You want your child to be a successful adult, right? You continue to provide them with the tools and education needed to make that happen. But, don’t forget about money!
It can start small, such as teaching kids to save a portion of their allowance. As they get older, it evolves into using credit cards responsibly and eventually into saving for their first car.
When your child learns how to be responsible at a young age, it will set them on the path to having strong financial habits as they grow into adults.
Show your kids your money management choices. Let them know what you’re putting into retirement savings and why it’s okay to borrow to buy a house but not a great idea to borrow to buy a new outfit.
Practice what you preach.
If you tell your kids that they should not use credit cards unless necessary and you use them everywhere, it sends a mixed message.
Never tell your child one thing and then do the opposite. Practice what you preach.
Show them the budget.
Many parents are afraid to show their kids the family budget. However, it is important for them to see how it works.
Let them see how much money you make and the mandatory expenses you need to cover each month. They can see the budget only allows for $50 to dine out this week and no more.
It shows them how you manage your money and a real-life money flow chart. Your kids count on you to prepare them for the real world. Don’t let them down.
Be the teacher and a student.
To share personal financial literacy you need to gain financial knowledge yourself. Getting a financial literacy education is not hard. There are tons of great websites full of info about how to repay debt, paying off student loans, building an emergency fund, saving for retirement, and meeting all your personal finance needs.
Many financial institutions also have resources on attaining financial literacy. It’s not hard but starting can be. You first need to know your income and figure out the budgeting process.
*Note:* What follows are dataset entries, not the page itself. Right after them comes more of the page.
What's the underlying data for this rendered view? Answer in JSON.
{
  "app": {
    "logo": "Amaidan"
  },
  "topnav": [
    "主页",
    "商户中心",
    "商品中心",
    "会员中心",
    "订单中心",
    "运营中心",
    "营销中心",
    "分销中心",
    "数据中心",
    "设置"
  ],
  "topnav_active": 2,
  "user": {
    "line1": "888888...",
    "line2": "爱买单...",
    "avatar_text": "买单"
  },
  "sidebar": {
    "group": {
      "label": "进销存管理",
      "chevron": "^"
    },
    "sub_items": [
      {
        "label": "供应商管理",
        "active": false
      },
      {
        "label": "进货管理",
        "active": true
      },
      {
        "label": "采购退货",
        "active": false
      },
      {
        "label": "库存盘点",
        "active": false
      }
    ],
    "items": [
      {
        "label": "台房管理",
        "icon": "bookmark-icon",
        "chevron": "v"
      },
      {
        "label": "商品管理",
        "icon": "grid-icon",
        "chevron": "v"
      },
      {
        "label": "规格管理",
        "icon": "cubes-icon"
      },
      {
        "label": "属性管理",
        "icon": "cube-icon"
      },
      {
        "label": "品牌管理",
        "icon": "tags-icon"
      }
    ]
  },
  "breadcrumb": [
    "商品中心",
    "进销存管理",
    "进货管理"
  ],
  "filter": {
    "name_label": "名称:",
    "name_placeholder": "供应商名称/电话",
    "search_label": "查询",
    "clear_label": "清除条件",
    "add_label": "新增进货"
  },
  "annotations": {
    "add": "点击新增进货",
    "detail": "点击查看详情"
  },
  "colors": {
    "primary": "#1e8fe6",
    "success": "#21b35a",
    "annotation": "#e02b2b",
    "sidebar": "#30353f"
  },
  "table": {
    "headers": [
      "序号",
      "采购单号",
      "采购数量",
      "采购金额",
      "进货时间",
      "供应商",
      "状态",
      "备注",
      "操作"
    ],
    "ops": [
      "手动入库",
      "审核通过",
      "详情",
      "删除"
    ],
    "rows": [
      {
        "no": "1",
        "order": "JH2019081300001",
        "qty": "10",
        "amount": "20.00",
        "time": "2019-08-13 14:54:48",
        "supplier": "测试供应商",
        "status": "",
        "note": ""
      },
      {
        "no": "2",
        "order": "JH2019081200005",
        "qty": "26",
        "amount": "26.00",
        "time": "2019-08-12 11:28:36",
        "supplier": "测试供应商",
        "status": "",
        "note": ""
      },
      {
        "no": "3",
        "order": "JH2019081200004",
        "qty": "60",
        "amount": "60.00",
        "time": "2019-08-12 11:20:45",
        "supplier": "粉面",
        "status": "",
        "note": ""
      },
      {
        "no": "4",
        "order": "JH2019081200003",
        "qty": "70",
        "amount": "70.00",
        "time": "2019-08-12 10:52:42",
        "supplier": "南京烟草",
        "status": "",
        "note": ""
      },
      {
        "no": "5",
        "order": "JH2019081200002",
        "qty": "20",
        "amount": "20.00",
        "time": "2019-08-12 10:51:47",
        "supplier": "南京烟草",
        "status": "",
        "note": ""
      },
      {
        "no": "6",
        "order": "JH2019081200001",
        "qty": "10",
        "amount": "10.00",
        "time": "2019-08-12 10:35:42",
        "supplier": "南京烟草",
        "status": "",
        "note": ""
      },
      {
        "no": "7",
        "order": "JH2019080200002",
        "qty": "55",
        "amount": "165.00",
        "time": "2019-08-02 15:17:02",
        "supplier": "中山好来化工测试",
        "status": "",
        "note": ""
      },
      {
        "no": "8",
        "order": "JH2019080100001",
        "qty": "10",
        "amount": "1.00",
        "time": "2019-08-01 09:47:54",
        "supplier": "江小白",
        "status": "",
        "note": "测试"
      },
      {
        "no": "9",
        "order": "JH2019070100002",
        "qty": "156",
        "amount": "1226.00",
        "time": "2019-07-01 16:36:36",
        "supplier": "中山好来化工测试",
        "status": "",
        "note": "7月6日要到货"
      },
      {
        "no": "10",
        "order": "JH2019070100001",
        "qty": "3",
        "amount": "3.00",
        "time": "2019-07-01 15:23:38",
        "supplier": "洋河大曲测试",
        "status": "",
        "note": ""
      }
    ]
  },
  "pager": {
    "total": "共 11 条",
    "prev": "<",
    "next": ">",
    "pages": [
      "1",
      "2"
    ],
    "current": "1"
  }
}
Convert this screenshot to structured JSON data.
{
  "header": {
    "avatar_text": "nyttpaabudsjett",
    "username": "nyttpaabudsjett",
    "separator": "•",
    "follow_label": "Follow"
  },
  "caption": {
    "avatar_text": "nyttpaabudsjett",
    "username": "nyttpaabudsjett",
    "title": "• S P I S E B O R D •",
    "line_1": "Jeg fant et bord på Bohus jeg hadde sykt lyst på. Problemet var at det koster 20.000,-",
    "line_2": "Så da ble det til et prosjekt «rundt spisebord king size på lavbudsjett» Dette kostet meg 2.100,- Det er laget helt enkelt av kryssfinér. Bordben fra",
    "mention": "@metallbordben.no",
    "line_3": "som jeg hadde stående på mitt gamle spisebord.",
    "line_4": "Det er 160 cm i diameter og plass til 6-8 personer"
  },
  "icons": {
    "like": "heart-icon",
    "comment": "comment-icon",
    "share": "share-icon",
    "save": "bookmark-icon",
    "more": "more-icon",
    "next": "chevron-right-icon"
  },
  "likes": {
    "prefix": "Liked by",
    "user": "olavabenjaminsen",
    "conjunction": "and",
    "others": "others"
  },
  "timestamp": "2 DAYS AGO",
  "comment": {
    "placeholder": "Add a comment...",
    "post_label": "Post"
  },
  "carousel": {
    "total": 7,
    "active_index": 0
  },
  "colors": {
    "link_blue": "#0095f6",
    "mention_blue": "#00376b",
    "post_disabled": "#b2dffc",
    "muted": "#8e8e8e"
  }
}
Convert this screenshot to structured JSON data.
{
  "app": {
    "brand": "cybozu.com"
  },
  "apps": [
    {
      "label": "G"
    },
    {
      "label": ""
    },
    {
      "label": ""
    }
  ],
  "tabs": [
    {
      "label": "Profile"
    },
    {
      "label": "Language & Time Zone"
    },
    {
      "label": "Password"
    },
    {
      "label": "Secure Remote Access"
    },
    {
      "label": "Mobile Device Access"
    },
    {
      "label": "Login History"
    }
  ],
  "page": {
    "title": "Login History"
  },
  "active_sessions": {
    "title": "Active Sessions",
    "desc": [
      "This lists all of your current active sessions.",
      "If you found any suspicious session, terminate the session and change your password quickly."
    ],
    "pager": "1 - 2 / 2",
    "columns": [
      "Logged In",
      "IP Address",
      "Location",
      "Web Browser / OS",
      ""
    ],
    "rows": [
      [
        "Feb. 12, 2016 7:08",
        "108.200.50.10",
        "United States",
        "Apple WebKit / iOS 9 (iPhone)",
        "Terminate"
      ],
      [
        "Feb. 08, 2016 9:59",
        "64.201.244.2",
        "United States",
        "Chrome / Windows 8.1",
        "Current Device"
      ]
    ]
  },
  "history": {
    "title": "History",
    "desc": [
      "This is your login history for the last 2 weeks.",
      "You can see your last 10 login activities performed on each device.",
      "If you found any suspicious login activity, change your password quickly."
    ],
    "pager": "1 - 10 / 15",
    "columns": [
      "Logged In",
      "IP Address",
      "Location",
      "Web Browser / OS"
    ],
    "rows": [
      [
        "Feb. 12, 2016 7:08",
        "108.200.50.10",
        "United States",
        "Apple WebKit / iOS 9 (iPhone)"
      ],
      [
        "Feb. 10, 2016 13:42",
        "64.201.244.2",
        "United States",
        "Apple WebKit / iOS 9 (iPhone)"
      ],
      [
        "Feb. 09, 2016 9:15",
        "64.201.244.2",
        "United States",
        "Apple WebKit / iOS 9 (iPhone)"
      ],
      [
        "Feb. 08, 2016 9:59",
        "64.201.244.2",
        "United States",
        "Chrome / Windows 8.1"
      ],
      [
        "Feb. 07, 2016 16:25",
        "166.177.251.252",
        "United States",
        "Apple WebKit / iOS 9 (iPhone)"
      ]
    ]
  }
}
As you do that, look at things like your credit utilization, your debt situation, and figure out what changes you need to make — all the while sharing the info with your kids. You can learn ways to save, how to pay off debt, and how to hold onto your hard earned money.
Parents can be an example when it comes to financial literacy … for better and worse. Pay your bills, save, allocate for emergencies, and your kids will get with the financial literacy program. You are responsible for giving your kids the financial capability to make smart choices.